Depuis longtemps, deux artistes de la troupe, le ténor et le baryton se détestaient, une rivalité amoureuse étant la cause de cette haine réciproque. Or, on sait combien sont ardentes ces haines de théâtre, exaspérées encore par les vanités inhérentes à la profession.

Les deux hommes, estimant d’un commun accord que l’un d’eux était de trop sur la terre, avaient décidé de se battre à mort, mais pour ne pas interrompre le cours de la saison théâtrale, ils avaient convenu d’attendre le soir de la dernière représentation.

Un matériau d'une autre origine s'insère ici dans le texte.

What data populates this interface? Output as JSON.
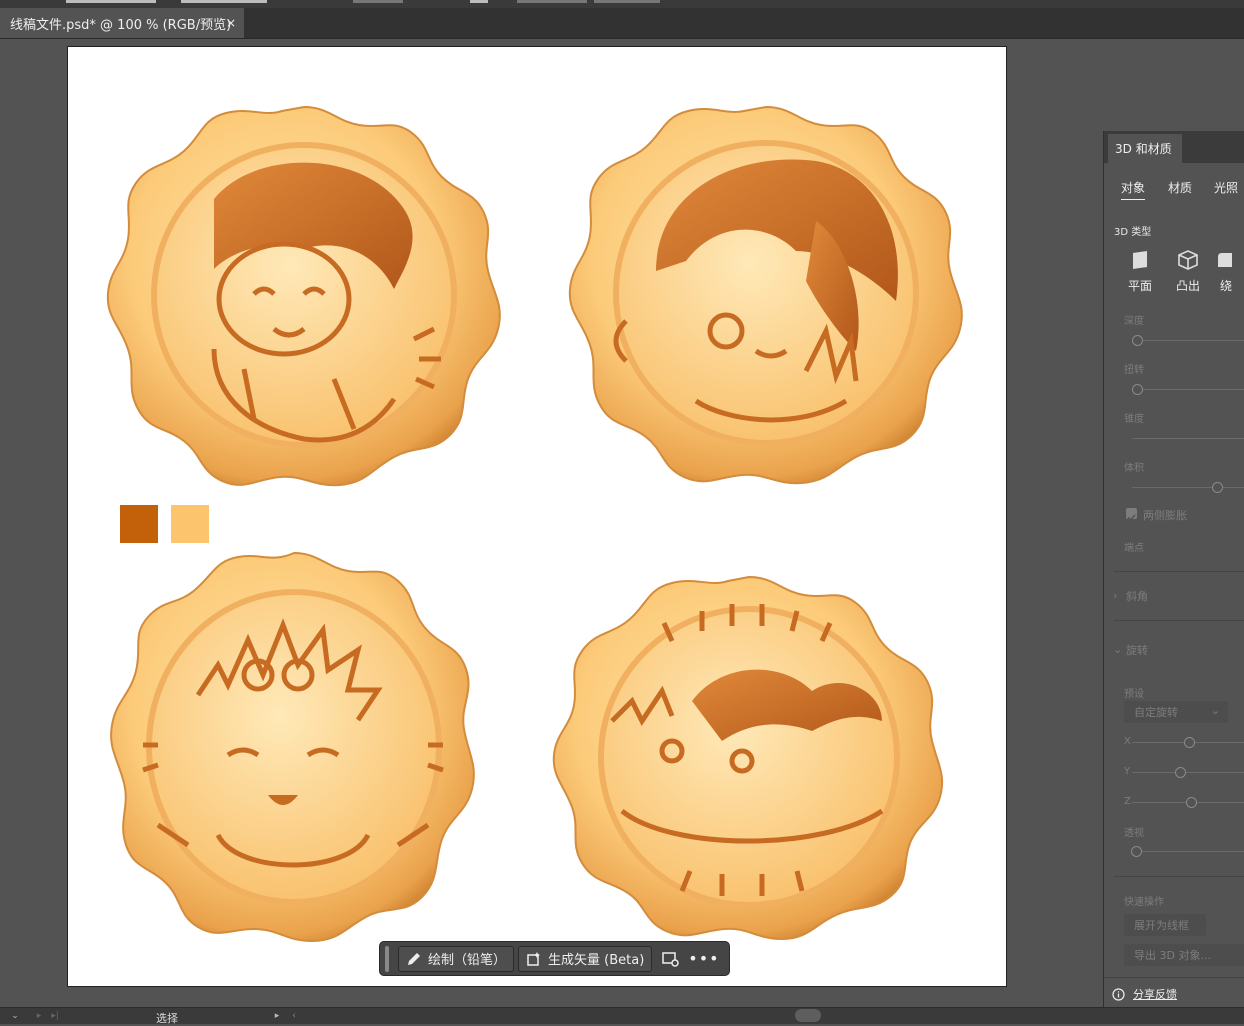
{
  "document_tab": {
    "title": "线稿文件.psd* @ 100 % (RGB/预览)",
    "close_glyph": "×"
  },
  "artboard": {
    "swatches": [
      "#C2610A",
      "#FDC46E"
    ]
  },
  "context_bar": {
    "draw_label": "绘制（铅笔）",
    "vector_label": "生成矢量 (Beta)",
    "more_glyph": "•••"
  },
  "panel": {
    "tab_title": "3D 和材质",
    "tabs": {
      "object": "对象",
      "material": "材质",
      "lighting": "光照"
    },
    "type_section": "3D 类型",
    "types": {
      "plane": "平面",
      "extrude": "凸出",
      "revolve": "绕"
    },
    "depth": "深度",
    "twist": "扭转",
    "taper": "锥度",
    "volume": "体积",
    "inflate_both_sides": "两侧膨胀",
    "cap": "端点",
    "bevel": "斜角",
    "rotation": "旋转",
    "preset": "预设",
    "preset_value": "自定旋转",
    "axis_x": "X",
    "axis_y": "Y",
    "axis_z": "Z",
    "perspective": "透视",
    "quick_actions": "快速操作",
    "expand_wireframe": "展开为线框",
    "export_3d": "导出 3D 对象...",
    "share_feedback": "分享反馈"
  },
  "statusbar": {
    "mode_text": "选择"
  }
}
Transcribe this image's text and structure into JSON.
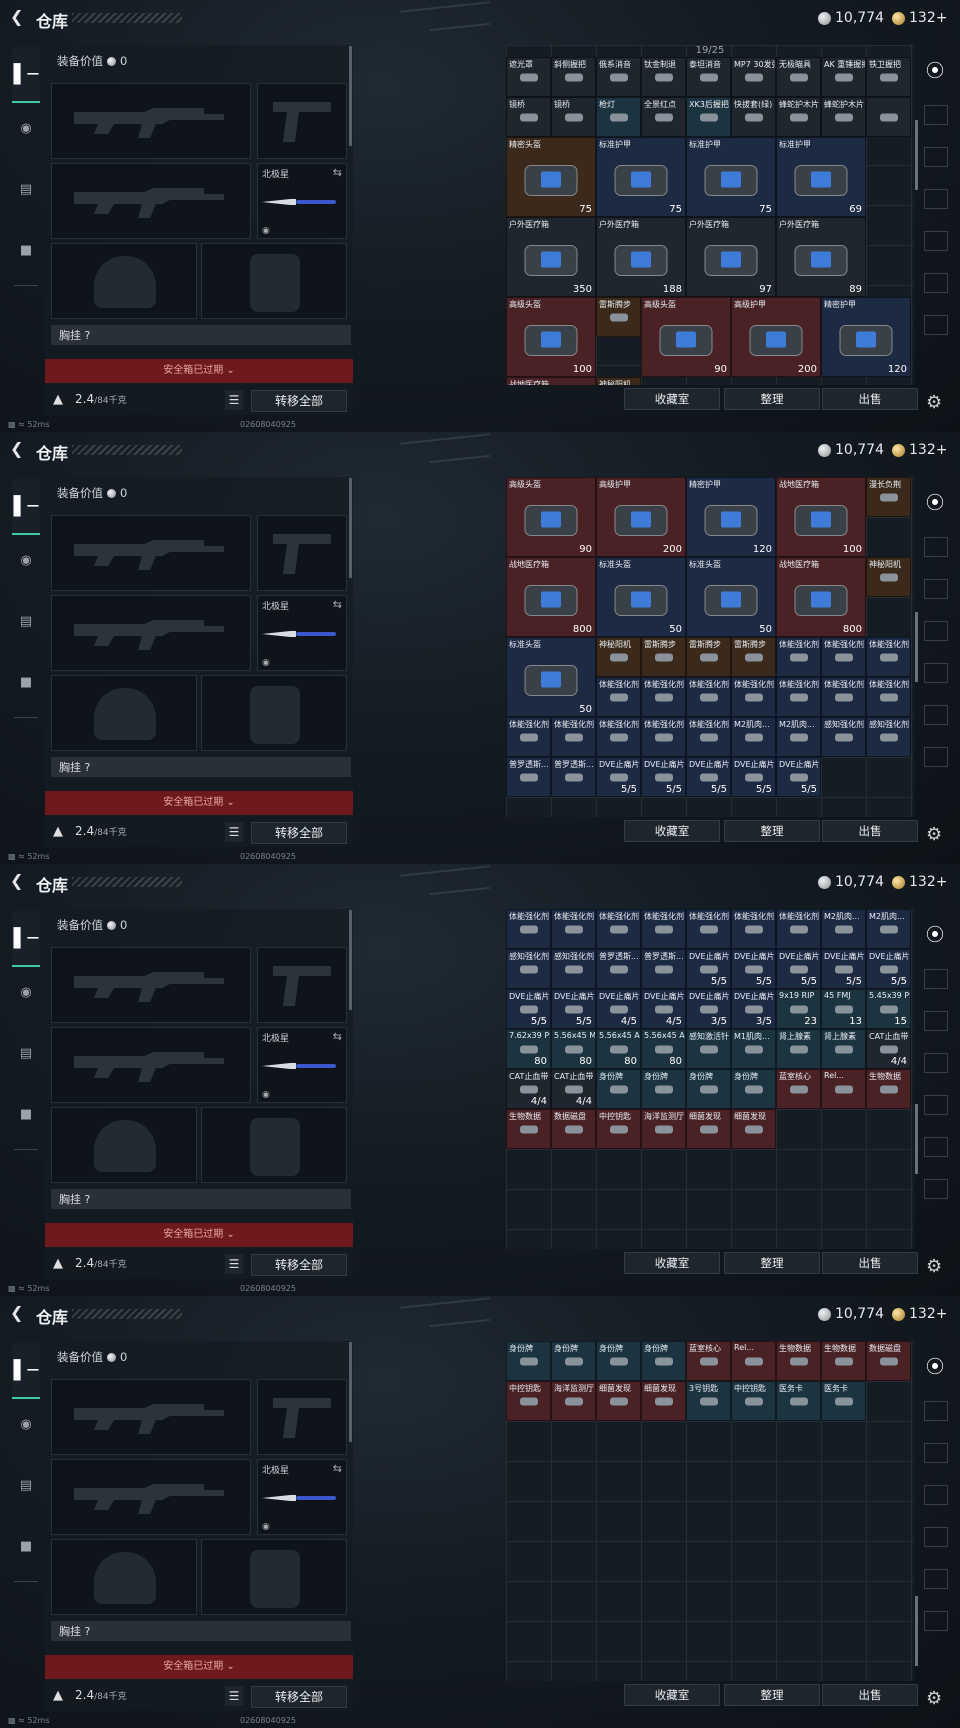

Celle-ci avait lieu ces jours derniers où on jouait Carmen, une pièce dont le sujet semblait être le reflet de leur rivalité, et qui paraissait fait tout exprès pour en justifier le dramatique épilogue.

Vint le moment où Escamillo, au 3e acte, est sur le point d’entrer dans la plaza, et qu’il chante à Carmen la phrase célèbre

Si tu m’aimes, Carmen,
Tu pourras tout à l’heure être fière de moi.

Les spectateurs, ébahis, virent tout à coup don José se précipiter sur lui, une navaja à la main. Escamillo tira de sa ceinture une arme semblable.

Le combat fut bref : le ténor frappé au coeur roula mort aux pieds de son rival.

« Le Petit Journal. Le supplément illustré. » Paris, avril 1913.